The security consideration section of this document makes a series of
recommendations:

* securing the various SAIN agents, because a compromised agent could inject
false information in the system. * using SSH or TLS when updating the
configuration of devices. * balance the risk of exposing too much configuration
information and enabling third parties to understand and "efficiently attack"
the system, versus not exposing enough and being unable to address some issues.
* acknowledge that "a lying device or compromised agent could trigger partial
reconfiguration of the service or network".

On the first point, the document says that "the SAIN agents must be secured",
but does not say how. It would be nice if this was developed.

On the second point, mentioning SSH or TLS is nice but very generic. What kind
of credentials should SAIN agents provide or check? What kind of permissions
should they be granted?

The third point is a recurring issue with automation of management, diagnostic,
etc. Management is easier if there is enough data available to describe and
understand a whole system, but the same data could be used by attackers to
understand how to efficiently sabotage that system.

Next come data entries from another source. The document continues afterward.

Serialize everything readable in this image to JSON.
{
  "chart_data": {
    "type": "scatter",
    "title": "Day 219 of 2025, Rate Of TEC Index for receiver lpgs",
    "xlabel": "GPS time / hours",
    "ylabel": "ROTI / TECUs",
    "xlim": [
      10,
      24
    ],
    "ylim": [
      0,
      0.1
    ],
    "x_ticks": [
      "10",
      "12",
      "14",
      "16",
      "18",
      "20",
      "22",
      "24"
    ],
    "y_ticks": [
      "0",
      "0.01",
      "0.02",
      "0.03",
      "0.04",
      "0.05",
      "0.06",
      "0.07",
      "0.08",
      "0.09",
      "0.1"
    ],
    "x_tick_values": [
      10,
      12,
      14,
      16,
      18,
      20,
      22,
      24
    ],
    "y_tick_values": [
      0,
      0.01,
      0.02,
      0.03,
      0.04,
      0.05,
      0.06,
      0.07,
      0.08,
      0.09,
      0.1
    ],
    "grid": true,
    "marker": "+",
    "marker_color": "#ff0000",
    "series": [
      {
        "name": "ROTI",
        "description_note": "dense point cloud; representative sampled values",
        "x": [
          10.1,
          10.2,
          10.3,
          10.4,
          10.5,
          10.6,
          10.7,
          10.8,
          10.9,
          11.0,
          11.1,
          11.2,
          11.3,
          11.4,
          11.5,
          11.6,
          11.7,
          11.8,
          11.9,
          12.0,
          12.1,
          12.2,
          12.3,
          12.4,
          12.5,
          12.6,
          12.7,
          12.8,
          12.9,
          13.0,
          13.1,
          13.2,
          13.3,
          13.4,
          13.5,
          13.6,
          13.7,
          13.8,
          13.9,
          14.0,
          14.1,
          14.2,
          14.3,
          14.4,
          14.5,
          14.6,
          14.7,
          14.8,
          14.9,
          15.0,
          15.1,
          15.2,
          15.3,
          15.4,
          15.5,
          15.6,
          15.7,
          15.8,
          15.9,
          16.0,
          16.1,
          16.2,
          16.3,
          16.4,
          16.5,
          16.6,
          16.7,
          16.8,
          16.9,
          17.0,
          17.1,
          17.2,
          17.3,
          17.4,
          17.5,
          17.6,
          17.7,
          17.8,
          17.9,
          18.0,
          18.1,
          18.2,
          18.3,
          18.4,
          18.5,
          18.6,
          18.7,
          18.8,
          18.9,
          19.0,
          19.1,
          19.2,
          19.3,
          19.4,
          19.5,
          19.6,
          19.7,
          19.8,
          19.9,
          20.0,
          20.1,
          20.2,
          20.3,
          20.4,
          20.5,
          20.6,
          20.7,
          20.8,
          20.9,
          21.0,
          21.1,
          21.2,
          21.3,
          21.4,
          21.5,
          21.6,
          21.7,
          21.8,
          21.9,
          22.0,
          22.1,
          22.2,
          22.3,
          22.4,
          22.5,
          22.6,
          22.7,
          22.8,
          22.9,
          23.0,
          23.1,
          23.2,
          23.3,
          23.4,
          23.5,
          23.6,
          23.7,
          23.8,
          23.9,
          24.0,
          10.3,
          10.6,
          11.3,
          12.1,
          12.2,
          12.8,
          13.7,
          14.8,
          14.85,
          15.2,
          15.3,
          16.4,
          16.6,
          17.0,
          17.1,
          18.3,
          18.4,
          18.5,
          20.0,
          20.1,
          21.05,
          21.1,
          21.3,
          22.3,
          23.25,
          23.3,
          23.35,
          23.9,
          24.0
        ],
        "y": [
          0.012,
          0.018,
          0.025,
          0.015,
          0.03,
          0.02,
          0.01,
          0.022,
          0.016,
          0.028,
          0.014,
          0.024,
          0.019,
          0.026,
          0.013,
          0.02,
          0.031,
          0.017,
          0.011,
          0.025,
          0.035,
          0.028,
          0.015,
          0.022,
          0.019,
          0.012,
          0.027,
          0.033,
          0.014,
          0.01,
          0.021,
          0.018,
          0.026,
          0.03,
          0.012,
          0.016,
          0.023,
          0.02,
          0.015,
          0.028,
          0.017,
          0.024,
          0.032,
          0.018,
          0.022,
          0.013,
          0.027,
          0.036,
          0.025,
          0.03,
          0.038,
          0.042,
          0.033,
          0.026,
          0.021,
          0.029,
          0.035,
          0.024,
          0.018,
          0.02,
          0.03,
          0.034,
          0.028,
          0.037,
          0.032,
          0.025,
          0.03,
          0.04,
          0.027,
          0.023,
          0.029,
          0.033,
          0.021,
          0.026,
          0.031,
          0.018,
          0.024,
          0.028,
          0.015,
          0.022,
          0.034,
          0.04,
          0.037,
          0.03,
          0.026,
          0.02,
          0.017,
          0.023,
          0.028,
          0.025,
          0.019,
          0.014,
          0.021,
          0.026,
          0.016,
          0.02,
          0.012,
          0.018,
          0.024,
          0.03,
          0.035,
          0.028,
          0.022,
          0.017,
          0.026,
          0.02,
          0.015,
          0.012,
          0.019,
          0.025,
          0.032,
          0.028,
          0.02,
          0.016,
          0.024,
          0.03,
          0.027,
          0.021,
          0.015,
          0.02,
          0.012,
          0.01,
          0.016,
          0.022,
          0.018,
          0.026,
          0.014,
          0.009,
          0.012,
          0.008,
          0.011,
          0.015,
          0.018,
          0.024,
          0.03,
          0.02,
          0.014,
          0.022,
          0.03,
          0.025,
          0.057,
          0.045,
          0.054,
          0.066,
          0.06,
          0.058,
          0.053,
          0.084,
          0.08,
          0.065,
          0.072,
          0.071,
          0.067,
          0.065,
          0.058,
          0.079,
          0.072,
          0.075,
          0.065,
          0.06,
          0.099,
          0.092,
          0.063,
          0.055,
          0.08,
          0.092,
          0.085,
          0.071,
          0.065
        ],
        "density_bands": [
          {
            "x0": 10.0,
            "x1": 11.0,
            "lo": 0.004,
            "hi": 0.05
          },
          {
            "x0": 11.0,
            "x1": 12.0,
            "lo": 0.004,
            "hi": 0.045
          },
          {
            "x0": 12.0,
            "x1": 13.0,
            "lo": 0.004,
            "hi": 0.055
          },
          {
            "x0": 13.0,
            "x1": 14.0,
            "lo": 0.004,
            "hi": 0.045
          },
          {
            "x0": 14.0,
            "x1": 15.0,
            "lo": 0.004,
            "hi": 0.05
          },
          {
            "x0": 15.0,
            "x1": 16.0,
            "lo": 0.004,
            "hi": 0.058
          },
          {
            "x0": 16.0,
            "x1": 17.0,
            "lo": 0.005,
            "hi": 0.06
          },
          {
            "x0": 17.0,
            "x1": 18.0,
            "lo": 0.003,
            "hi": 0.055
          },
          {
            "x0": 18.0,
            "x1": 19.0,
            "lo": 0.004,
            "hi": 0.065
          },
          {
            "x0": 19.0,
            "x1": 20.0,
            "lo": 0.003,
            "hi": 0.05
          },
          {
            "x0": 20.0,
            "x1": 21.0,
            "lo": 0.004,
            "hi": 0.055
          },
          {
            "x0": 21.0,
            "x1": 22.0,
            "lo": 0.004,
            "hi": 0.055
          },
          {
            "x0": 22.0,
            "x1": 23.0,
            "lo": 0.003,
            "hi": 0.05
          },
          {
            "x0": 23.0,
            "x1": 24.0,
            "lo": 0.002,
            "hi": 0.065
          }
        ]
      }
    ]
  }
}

There are various kind of
plausible mitigations. For example, it could be argued that some data is
already public, available for example in user manuals of network components,
and that codifying it will improve management without increasing the attack
surface. But that's not always the case, and there are other cases in which
fully exposing configuration details will definitely facilitate attacks. There
may be other mitigations, such as access control on configuration data. It
would be very nice if the architecture document provided clear guidance for
future deployments.

The fourth point boild down to throwing the towel, as in "[if devices lie] The
SAIN architecture neither augments nor reduces this risk." The service
assurance, at a minimum, could detect anomalies, as in "service X depends on
devices Y and Z; the service X is not functional, yet Y and Z both report
correct behavior; hence, one or several of those devices may be in a bad
state." This may well be some form of future work, but flagging the issue would
be useful.

Reading the document, I found other issues that might affect security of
operation. The operation requires receiving streams of metric values, or
repeated polling for these values. What happens if DOS attacks slow down or
prevent the arrival of metric data? Section 3 mentions that "The SAIN
architecture requires time synchronization, with Network Time Protocol (NTP)
[RFC5905] as a candidate, between all elements". What happens if the network
time service is compromised?

Finally, a consideration based on experience with the Windows Diagnostic
system, which was similarly using graphs of dependencies to answer questions
like "why is my Wi-Fi not connecting" or "why can I not read this web site?"
The system would conduct series of tests based on dependency analysis, very
much as what is envisaged here. It was in improvement over the previous state
of error diagnostic, but it was not perfect. Such systems can fail in
frustrating ways if part of the automation is missing, when some tests are not
available, when some metric data cannot be connect, or when the description of
dependencies is incomplete. They can also become very slow if the description
of dependencies is too extensive, leading to too many tests lasting too long.
The dependency graph needs to be curated over time, and that curation probably
should be described in the architecture.